37 For by your words you will be justified, and by your words you will be condemned.
This final statement is the capstone of the argument. It explains why we will give an account for our words. It is because our words will be the evidence presented at our final trial. On the day of judgment, our words will be brought forth to either justify us or condemn us. Now, we must be clear. We are not saved by our good words in the sense that they earn our salvation. We are saved by grace alone through faith in Christ alone. However, the words of a saved person will reflect that salvation. They will be the evidence of a regenerated heart. A person who has been justified by faith will have a treasury filled with good things, and his words will show it. His speech will be characterized by praise for God, love for the brethren, and the confession that Jesus is Lord. Conversely, the words of the unregenerate will be the evidence of their condemnation. Their blasphemies, lies, gossip, and careless filth will demonstrate the evil treasure within their hearts. Words are the evidence of faith or unbelief. They are the fruit that reveals the nature of the tree. And on the last day, God will simply point to the fruit and render His righteous verdict.
Application
The immediate application of this passage is a call to radical heart-examination. We are far too concerned with the leaves and branches of our lives, our external actions and words, and not nearly concerned enough with the root and the soil. If you find that your speech is consistently critical, bitter, untruthful, or foolish, the solution is not to tape your mouth shut or to try harder to say nice things. The solution is to go to God and plead with Him to perform heart surgery. You need a new heart. This is what the gospel promises: God takes out the heart of stone and gives a heart of flesh (Ezekiel 36:26).
Secondly, we must take our words with deadly seriousness. In our casual and flippant age, we treat words like styrofoam packing peanuts, disposable and weightless. But God treats them like stones that build a house or sink a ship. We are building our case for the final judgment with every word we speak. This should lead us to pray with the psalmist, "Set a guard, O LORD, over my mouth; keep watch over the door of my lips!" (Psalm 141:3). We should cultivate the habit of speaking deliberately, truthfully, and graciously.
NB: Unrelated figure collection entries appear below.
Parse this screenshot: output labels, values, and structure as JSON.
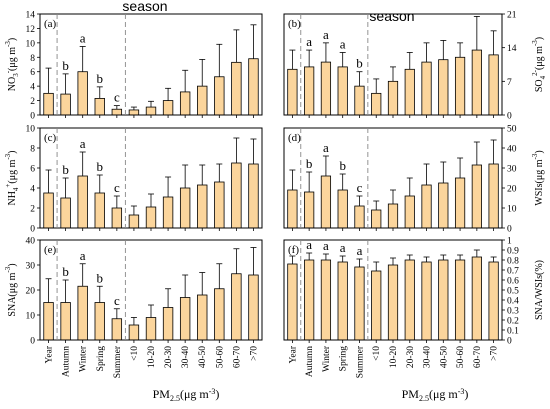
{
  "season_label": "season",
  "x_title": "PM",
  "x_title_sub": "2.5",
  "x_title_unit": "(μg m",
  "x_title_unit_sup": "-3",
  "x_title_end": ")",
  "categories": [
    "Year",
    "Autumn",
    "Winter",
    "Spring",
    "Summer",
    "<10",
    "10-20",
    "20-30",
    "30-40",
    "40-50",
    "50-60",
    "60-70",
    ">70"
  ],
  "chart_data": [
    {
      "panel": "(a)",
      "type": "bar",
      "position": "left",
      "ylabel": {
        "pre": "NO",
        "sub": "3",
        "sup": "-",
        "post": "(μg m",
        "sup2": "-3",
        "end": ")"
      },
      "ylim": [
        0,
        14
      ],
      "yticks": [
        0,
        2,
        4,
        6,
        8,
        10,
        12,
        14
      ],
      "values": [
        3.0,
        2.9,
        6.0,
        2.3,
        0.8,
        0.7,
        1.1,
        2.0,
        3.2,
        4.0,
        5.3,
        7.3,
        7.8
      ],
      "errors": [
        3.5,
        2.8,
        3.5,
        1.6,
        0.5,
        0.4,
        0.8,
        1.7,
        3.0,
        3.7,
        4.5,
        4.5,
        4.7
      ],
      "letters": [
        "",
        "b",
        "a",
        "b",
        "c",
        "",
        "",
        "",
        "",
        "",
        "",
        "",
        ""
      ]
    },
    {
      "panel": "(b)",
      "type": "bar",
      "position": "right",
      "ylabel": {
        "pre": "SO",
        "sub": "4",
        "sup": "2-",
        "post": "(μg m",
        "sup2": "-3",
        "end": ")"
      },
      "ylim": [
        0,
        21
      ],
      "yticks": [
        0,
        7,
        14,
        21
      ],
      "values": [
        9.5,
        10.0,
        11.0,
        10.0,
        6.0,
        4.5,
        7.0,
        9.5,
        11.0,
        11.5,
        12.0,
        13.5,
        12.5
      ],
      "errors": [
        4.0,
        3.5,
        4.0,
        3.0,
        3.0,
        3.0,
        3.0,
        3.5,
        4.0,
        4.0,
        3.0,
        7.0,
        5.0
      ],
      "letters": [
        "",
        "a",
        "a",
        "a",
        "b",
        "",
        "",
        "",
        "",
        "",
        "",
        "",
        ""
      ]
    },
    {
      "panel": "(c)",
      "type": "bar",
      "position": "left",
      "ylabel": {
        "pre": "NH",
        "sub": "4",
        "sup": "+",
        "post": "(μg m",
        "sup2": "-3",
        "end": ")"
      },
      "ylim": [
        0,
        10
      ],
      "yticks": [
        0,
        2,
        4,
        6,
        8,
        10
      ],
      "values": [
        3.5,
        3.0,
        5.2,
        3.5,
        2.0,
        1.3,
        2.1,
        3.1,
        4.0,
        4.3,
        4.6,
        6.5,
        6.4
      ],
      "errors": [
        2.3,
        2.0,
        2.4,
        1.8,
        1.2,
        0.9,
        1.3,
        2.0,
        2.3,
        2.0,
        1.8,
        2.5,
        2.5
      ],
      "letters": [
        "",
        "b",
        "a",
        "b",
        "c",
        "",
        "",
        "",
        "",
        "",
        "",
        "",
        ""
      ]
    },
    {
      "panel": "(d)",
      "type": "bar",
      "position": "right",
      "ylabel": {
        "pre": "WSIs",
        "sub": "",
        "sup": "",
        "post": "(μg m",
        "sup2": "-3",
        "end": ")"
      },
      "ylim": [
        0,
        50
      ],
      "yticks": [
        0,
        10,
        20,
        30,
        40,
        50
      ],
      "values": [
        19.0,
        18.0,
        26.0,
        19.0,
        11.0,
        9.0,
        12.0,
        16.0,
        21.5,
        22.5,
        25.0,
        31.5,
        32.0
      ],
      "errors": [
        10.0,
        10.0,
        10.0,
        8.0,
        5.0,
        4.5,
        7.0,
        9.0,
        10.5,
        10.5,
        10.0,
        11.5,
        12.0
      ],
      "letters": [
        "",
        "b",
        "a",
        "b",
        "c",
        "",
        "",
        "",
        "",
        "",
        "",
        "",
        ""
      ]
    },
    {
      "panel": "(e)",
      "type": "bar",
      "position": "left",
      "ylabel": {
        "pre": "SNA",
        "sub": "",
        "sup": "",
        "post": "(μg m",
        "sup2": "-3",
        "end": ")"
      },
      "ylim": [
        0,
        40
      ],
      "yticks": [
        0,
        10,
        20,
        30,
        40
      ],
      "values": [
        15.0,
        15.0,
        21.5,
        15.0,
        8.5,
        6.0,
        9.0,
        13.0,
        17.0,
        18.0,
        20.5,
        26.5,
        26.0
      ],
      "errors": [
        9.5,
        9.0,
        9.0,
        6.5,
        4.0,
        3.0,
        5.0,
        7.5,
        9.0,
        9.0,
        10.0,
        10.0,
        11.0
      ],
      "letters": [
        "",
        "b",
        "a",
        "b",
        "c",
        "",
        "",
        "",
        "",
        "",
        "",
        "",
        ""
      ]
    },
    {
      "panel": "(f)",
      "type": "bar",
      "position": "right",
      "ylabel": {
        "pre": "SNA/WSIs",
        "sub": "",
        "sup": "",
        "post": "(%)",
        "sup2": "",
        "end": ""
      },
      "ylim": [
        0,
        1.0
      ],
      "yticks": [
        0,
        0.1,
        0.2,
        0.3,
        0.4,
        0.5,
        0.6,
        0.7,
        0.8,
        0.9,
        1.0
      ],
      "values": [
        0.76,
        0.8,
        0.8,
        0.78,
        0.73,
        0.69,
        0.75,
        0.8,
        0.78,
        0.8,
        0.8,
        0.83,
        0.78
      ],
      "errors": [
        0.08,
        0.07,
        0.06,
        0.06,
        0.08,
        0.09,
        0.07,
        0.05,
        0.05,
        0.05,
        0.05,
        0.07,
        0.05
      ],
      "letters": [
        "",
        "a",
        "a",
        "a",
        "a",
        "",
        "",
        "",
        "",
        "",
        "",
        "",
        ""
      ]
    }
  ]
}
Finally, this passage should drive us to Christ in profound gratitude. Our only hope in a judgment based on our words is to have an advocate who is the Word Himself. Jesus Christ is the one man whose every word was good, drawn from a perfectly good treasure. And through His death and resurrection, He offers to stand in our place. He takes the condemnation for all our careless, evil, and blasphemous words, and He gives us His perfect righteousness. When we are united to Him by faith, our words begin to change, because our hearts have been changed. Our speech becomes the evidence of His grace at work in us, a testimony that will stand up in the court of heaven and lead to our justification.